Nessa existência um pouco irritada de apatia e melancolia cotidianas, nem sempre enxergo com sensibilidade os sutis caminhos da identificação solidária e cúmplice, tampouco da comoção que tal sentimento de aproximação a realidades indistintas proporciona.
Se há algo, no entanto, capaz de mascarar qualquer vulgaridade e mesquinhez possivelmente atribuídas ao ser humano, às vezes tão único e avulso em sua solitária luta e penar cotidianos, e emocionar-me, é aquele esforço quase sobre-humano de árduo trabalho, sobrevivência e construção de uma dignidade inalienável.
Assim, encontro-me ainda um pouco comovido, sempre, ao relembrar uma expressão timidamente humilde, não obstante de uma mulher forte, trabalhando com afinco pela construção de uma possibilidade que o tão elogiado senso coletivo não lhe proporcionou. Envergonhada, sem saber bem de quê, calada pelo receio de falar, pela suposta falta de modos, pela inadequação àquele tipo de exposição, àquela situação em que se encontrava, tão perdida, tão rodeada de rostos bem cuidados e personalidades impenetráveis, irredutíveis em sua certeza petulante de suposta superioridade, enfim, mal cabendo em si de tão deslocada, numa sensação de incômoda timidez, simplesmente trabalhava.
Vendia pequenos lanches, a preços módicos e com muita dificuldade, superando preconceitos advindos de mentalidades grandiosas. Eram apenas lanches, algo para matar a fome, algo barato, simples, desprovido de sofisticação e arrogância produtiva. Lanches, apenas, feitos com capricho, imagino, e cuja comercialização renderia uma modesta renda, talvez... Para sua família? Para si, somente? Apenas suponho.
E ela que era toda inadequação, as palavras engasgando, ditas de forma titubeante ainda que orgulhosa... Sim, orgulho!, do tipo que só a sua dignidade poderia proporcionar. Dignidade conquistada com honestidade, trabalho, esperança - e força, sobretudo. Arrisco-me, sim, a falar em sua honestidade, embora não a conheça, mas acredito ainda na existência dessa honestidade que floresce da humildade, da solidariedade e do amor familiar, da força encontrada nessa paixão pela sobrevivência, pela vitória diária do ganho, dos frutos do esforço e da perseverança popular.
Vendeu apenas um lanche, naquele dia, para aquelas tantas pessoas. O que sobrou estragaria? Seria uma perda, um prejuízo para alguém já tão sem recursos? As respostas não tive, nem preciso, porque sei que a luta continuaria a cada hora seguinte, sua decepção pela impossibilidade de interação permaneceria velada e sua força seria maior, bem maior que a minha, certamente, que ainda sirvo-me apenas do fruto de outros trabalhos, de um suor que não é o meu.

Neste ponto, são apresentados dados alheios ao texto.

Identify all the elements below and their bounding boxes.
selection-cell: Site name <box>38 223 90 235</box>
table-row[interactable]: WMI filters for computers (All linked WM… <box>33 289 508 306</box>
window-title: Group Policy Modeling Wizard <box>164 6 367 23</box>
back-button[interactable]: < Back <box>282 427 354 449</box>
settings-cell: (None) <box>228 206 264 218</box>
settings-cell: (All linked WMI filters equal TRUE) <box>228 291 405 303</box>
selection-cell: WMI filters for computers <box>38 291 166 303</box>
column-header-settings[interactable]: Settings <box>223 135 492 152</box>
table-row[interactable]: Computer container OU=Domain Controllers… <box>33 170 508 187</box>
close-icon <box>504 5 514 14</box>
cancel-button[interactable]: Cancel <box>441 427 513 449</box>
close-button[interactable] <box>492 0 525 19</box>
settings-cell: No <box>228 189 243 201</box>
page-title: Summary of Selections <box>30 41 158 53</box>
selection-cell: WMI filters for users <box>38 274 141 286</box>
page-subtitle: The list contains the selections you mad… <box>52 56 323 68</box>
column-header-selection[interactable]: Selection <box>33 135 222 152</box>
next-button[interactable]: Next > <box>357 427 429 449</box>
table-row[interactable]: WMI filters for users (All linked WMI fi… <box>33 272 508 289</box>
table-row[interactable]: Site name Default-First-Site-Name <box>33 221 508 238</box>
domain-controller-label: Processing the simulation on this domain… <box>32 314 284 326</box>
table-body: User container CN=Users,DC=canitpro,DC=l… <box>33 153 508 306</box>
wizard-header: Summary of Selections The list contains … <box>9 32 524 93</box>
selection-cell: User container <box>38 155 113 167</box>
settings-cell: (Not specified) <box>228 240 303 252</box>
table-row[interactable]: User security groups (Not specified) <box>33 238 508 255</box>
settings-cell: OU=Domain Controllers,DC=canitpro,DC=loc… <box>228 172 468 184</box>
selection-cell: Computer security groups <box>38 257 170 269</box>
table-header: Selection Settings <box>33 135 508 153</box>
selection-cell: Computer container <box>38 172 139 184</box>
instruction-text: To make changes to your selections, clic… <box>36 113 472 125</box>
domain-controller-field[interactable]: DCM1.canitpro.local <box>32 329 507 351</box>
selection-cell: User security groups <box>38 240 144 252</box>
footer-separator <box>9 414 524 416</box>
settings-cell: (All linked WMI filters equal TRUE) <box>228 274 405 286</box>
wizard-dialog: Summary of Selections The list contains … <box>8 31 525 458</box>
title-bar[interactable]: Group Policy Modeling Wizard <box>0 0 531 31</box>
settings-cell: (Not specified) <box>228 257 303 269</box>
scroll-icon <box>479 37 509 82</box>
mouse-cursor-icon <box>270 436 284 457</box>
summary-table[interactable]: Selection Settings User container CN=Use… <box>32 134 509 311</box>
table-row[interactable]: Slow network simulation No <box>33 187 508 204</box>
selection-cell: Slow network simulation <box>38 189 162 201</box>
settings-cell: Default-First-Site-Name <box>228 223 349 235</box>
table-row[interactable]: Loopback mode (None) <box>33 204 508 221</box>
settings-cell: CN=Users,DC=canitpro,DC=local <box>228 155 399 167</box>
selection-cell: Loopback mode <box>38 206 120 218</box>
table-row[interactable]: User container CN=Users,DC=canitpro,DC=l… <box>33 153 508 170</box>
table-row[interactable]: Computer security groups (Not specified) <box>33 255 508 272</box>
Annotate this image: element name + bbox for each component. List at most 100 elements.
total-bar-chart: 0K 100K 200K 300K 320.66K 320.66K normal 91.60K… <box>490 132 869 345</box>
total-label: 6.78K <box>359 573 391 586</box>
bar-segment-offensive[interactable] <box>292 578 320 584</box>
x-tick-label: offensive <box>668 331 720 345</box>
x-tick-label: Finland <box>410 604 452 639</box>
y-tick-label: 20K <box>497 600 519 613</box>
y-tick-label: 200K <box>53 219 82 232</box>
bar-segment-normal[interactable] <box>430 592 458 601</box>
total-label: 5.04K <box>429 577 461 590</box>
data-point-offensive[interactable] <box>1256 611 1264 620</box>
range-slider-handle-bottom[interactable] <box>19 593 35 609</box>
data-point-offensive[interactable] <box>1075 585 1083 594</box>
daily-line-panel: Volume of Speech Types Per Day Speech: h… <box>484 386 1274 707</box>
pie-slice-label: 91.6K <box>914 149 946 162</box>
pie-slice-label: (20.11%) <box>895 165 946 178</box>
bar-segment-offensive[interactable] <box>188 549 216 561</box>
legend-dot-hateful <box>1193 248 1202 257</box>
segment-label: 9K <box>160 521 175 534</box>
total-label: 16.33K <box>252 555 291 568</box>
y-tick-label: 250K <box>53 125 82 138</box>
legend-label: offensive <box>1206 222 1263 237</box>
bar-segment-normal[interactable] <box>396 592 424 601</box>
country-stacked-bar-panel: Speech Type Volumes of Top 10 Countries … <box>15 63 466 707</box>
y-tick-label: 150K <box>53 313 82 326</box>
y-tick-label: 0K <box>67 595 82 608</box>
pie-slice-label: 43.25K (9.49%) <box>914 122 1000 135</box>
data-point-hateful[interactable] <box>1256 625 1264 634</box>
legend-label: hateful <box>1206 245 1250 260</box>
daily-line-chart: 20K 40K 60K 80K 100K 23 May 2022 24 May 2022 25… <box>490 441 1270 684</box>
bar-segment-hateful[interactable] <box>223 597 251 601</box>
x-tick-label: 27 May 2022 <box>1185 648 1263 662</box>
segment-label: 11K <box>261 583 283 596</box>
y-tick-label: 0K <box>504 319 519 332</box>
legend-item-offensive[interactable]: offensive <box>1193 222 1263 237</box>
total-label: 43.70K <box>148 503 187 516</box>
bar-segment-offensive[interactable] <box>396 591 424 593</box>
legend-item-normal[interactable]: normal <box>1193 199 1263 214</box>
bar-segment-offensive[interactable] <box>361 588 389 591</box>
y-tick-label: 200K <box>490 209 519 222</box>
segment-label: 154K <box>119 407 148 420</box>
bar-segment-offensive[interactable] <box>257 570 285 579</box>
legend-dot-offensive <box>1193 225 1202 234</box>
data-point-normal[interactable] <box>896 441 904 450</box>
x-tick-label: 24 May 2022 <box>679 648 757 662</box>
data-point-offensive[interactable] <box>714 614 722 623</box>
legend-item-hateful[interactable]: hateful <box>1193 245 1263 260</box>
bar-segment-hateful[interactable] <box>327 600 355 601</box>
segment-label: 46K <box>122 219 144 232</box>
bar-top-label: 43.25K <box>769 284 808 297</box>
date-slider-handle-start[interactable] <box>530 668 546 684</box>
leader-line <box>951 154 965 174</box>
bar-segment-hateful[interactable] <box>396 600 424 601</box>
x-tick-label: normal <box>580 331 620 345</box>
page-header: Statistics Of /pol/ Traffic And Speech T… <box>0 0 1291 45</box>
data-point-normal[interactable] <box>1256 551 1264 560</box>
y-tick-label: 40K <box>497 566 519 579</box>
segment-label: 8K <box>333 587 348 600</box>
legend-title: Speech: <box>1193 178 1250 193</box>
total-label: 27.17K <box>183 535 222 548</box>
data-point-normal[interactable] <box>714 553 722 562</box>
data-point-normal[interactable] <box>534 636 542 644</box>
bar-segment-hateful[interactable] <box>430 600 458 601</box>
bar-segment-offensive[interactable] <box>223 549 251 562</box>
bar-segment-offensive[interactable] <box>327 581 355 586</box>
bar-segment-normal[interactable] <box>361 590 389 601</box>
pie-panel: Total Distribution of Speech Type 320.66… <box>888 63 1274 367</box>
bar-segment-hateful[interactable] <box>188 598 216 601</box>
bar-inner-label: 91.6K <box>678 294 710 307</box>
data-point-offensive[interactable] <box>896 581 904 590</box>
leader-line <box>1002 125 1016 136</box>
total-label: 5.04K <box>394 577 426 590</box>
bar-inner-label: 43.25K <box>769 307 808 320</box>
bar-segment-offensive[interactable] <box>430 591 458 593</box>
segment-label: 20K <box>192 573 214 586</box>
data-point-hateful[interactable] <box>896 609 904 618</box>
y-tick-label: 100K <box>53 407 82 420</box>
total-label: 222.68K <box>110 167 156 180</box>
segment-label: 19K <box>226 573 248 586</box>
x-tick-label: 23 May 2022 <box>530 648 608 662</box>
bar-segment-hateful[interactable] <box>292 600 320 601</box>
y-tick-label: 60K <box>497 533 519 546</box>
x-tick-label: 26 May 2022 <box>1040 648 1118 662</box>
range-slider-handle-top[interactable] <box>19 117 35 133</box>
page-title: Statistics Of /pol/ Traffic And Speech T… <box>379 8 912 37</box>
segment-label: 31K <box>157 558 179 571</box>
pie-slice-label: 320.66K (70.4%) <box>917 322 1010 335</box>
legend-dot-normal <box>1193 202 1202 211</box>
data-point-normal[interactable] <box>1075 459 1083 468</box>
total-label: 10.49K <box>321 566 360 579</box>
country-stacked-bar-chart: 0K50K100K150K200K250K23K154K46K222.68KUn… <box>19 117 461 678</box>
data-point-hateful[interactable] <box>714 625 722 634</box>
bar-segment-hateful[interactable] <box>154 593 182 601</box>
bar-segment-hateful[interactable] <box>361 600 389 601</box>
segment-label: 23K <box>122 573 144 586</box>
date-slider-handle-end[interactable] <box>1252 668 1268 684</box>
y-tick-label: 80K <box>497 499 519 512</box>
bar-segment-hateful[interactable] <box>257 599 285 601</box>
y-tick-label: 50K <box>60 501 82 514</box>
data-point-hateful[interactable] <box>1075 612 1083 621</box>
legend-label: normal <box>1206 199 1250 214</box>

Não era mesmo para aquelas pessoas, aquele lanche. Eles todos tão bons, tão cheios de posse, não haveriam mesmo de comer ali, em pé, no calor, um simples lanche barato. Mas eu fiquei ainda, sempre, com a lembrança silenciosa do fruto daquele e de outros trabalhos e do suor de pessoas tão próximas, fruto e suor estes consumidos às vezes aos tropeços, à revelia e impensadamente - desatino de uma insensibilidade injustificável.
Eu também estive lá, em pé, no calor, mas sem comer, igualmente. Fome eu já não tinha, mesmo.